One morning, I began to walk to work, walking through the sprinkling airs in delight, until the skies above me drenched me in its tears. An uncontrollable cry that seemed targeted at my persona. The amount of water that began to cover my clothing led me to run under the nearest sheltered bus stop. There, I contemplated between continuing the walk that had started as enjoyable or if it were better to wait 20 minutes for the next bus.
Once the skies suddenly calmed down, releasing little to no tears, I decided to continue my normal walk to work. Eventually, when I reached a curvy sidewalk, a car drives by a puddle and I became drenched by the tears I was trying to avoid. I was avoiding getting wet, but I was defeated. Defeated by the cries of something greater. Perhaps the dampness of my clothes were the imprints of the tears of others who have been harmed by ignorance. The words stated and written have now pecked at the gates that contained such pain. The tolerance has reached its limit as the wound increases.
Through my writing, I find it easier to access my feelings and the hurt that I feel with the exposure of how the world interacts. I try to voice a critique or an idea for the hopes of awakening in consciousness or for change. I use metaphors and comparisons to get my point across. I speak as an able-bodied, USA-documented, male-identified individual's standpoint, thus creating harm toward other experiences I do not understand and will never comprehend. I do not know how it is to be a womxn-identified individual and have to live in fear how you will be treated because of the physical body you possess. I am not undocumented, so I cannot speak on behalf of the fear that exists in someone’s life because of not having a piece of paper to state you're human or the inability to access the right to see a family member in a different bordered land. I am not impacted by the inaccessibility this world exists on for people with disabilities.

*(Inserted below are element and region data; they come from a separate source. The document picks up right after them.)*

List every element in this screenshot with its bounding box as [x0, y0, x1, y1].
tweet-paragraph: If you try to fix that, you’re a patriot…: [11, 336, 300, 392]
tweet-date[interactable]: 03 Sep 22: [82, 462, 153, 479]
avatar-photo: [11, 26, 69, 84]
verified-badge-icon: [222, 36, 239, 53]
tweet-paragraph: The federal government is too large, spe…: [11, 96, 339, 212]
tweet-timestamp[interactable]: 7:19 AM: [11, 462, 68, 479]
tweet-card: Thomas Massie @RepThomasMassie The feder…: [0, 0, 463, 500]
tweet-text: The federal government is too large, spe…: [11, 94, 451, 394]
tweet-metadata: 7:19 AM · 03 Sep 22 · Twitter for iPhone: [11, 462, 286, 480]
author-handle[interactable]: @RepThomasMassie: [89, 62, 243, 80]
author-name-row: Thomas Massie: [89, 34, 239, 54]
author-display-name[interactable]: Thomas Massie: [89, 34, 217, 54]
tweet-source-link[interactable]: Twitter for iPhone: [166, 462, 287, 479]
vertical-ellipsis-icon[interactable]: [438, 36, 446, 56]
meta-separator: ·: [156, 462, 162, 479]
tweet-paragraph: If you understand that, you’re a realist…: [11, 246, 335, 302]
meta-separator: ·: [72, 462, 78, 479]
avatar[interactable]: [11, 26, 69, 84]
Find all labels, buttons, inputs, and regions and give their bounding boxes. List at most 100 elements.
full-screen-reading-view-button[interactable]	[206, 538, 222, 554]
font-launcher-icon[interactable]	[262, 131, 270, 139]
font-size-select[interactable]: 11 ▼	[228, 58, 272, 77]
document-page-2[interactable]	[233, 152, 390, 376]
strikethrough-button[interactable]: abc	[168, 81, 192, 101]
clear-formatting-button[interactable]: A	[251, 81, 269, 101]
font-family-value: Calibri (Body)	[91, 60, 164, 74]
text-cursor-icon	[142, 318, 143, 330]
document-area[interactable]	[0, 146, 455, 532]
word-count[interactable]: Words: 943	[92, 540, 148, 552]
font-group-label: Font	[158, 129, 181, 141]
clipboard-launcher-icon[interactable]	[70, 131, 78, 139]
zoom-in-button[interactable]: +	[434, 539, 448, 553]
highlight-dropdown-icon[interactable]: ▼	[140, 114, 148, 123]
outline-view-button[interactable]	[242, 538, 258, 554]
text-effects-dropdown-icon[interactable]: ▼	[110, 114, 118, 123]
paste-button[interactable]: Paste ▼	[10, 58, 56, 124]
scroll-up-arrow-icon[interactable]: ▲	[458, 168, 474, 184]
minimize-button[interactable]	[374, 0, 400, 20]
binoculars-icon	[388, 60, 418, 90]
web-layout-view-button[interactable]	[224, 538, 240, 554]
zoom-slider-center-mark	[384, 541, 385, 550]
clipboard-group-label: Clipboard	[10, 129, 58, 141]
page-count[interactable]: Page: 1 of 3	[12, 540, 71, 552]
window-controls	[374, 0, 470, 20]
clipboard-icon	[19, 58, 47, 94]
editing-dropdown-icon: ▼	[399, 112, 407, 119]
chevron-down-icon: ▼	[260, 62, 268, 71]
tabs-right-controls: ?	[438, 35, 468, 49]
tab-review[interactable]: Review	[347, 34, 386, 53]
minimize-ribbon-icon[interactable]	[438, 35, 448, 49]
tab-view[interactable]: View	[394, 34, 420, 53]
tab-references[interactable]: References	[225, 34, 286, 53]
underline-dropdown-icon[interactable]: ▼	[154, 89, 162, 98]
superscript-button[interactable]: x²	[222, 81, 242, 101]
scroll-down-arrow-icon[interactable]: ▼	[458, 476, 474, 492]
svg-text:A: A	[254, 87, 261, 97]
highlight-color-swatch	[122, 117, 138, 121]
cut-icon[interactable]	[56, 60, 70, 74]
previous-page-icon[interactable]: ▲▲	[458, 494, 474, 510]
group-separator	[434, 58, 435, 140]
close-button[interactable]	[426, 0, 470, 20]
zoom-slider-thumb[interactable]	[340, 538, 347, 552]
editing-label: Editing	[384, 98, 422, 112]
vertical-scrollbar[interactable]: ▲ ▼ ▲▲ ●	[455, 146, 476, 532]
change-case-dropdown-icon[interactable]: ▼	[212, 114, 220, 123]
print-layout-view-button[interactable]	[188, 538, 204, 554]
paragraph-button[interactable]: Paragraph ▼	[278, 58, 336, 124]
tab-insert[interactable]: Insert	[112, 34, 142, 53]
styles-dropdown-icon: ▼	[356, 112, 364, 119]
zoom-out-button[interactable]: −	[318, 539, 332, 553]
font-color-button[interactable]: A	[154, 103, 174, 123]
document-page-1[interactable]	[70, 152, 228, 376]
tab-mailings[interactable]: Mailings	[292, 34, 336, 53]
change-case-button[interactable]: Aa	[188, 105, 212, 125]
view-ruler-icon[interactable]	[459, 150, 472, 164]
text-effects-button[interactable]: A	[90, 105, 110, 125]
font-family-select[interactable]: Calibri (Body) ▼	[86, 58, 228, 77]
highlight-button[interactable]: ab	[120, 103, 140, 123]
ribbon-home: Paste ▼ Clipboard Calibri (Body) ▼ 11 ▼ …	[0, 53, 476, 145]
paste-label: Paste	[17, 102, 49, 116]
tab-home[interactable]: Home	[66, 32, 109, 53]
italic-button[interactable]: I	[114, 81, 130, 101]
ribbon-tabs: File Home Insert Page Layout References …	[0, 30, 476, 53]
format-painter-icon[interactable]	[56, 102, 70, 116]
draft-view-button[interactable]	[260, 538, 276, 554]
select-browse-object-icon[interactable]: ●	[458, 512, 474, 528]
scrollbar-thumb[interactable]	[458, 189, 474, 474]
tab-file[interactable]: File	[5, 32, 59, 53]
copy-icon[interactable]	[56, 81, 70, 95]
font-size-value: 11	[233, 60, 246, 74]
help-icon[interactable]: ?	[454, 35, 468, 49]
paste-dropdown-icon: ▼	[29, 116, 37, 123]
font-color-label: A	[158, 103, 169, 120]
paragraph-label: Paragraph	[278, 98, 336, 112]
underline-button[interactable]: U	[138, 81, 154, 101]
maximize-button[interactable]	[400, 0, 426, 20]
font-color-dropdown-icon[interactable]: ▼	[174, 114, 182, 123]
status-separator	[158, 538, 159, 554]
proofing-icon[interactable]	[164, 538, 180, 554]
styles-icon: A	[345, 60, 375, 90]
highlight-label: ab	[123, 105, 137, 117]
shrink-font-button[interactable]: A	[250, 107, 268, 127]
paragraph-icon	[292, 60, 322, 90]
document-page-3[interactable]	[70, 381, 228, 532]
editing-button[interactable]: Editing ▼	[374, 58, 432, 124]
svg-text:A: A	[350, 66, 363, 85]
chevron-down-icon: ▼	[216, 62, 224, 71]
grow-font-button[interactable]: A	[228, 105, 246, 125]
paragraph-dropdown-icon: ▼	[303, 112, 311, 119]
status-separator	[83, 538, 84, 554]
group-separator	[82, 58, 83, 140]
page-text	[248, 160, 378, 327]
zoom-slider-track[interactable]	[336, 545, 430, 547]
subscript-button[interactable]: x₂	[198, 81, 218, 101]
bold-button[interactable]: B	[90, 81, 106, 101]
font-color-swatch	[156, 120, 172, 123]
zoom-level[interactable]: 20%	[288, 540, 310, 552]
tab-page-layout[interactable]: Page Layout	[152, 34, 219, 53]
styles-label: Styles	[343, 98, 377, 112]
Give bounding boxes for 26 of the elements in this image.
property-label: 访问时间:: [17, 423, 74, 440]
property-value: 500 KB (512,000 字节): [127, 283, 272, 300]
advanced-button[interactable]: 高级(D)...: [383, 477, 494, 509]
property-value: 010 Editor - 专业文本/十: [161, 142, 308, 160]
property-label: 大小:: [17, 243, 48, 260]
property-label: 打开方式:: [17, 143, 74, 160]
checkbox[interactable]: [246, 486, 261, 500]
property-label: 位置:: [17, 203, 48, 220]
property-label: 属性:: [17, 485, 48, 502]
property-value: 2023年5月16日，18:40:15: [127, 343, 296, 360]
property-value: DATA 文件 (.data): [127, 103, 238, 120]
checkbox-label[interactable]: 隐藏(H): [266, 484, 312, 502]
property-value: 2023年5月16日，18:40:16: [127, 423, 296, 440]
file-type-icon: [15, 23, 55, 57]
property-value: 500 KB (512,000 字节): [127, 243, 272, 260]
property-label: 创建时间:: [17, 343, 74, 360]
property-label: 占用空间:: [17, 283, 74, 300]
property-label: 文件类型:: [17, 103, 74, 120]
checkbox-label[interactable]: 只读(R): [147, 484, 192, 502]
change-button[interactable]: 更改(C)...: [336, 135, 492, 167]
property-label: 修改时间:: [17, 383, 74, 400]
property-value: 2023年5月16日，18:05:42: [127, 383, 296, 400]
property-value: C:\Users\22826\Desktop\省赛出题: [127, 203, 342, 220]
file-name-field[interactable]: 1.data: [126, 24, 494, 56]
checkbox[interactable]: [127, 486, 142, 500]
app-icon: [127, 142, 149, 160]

I know that my comparisons and metaphors can only lengthen the misinformation and stereotypes that have not been dismantled. It is my responsibility to speak up, but it is my responsibility to not erase people because I have the capacity to voice myself freely in certain areas. I am not the experiencer so I am incapable of knowing all the rights that have been stolen.
I apologize for the harm I repeated with my actions in this cyclical world pattern. I know that I have a responsibility to simply listen to everyone fully. To let people heal through listening and help as they would like me to help. I have the ability to write and voice my own experiences. Writing has been a process for my healing and having others understand my past and current situations. I will continue to do that to create bridges for people with shared experiences as myself.
Only with fighting for my own rights will I be able to support others who it is my time to stand alongside.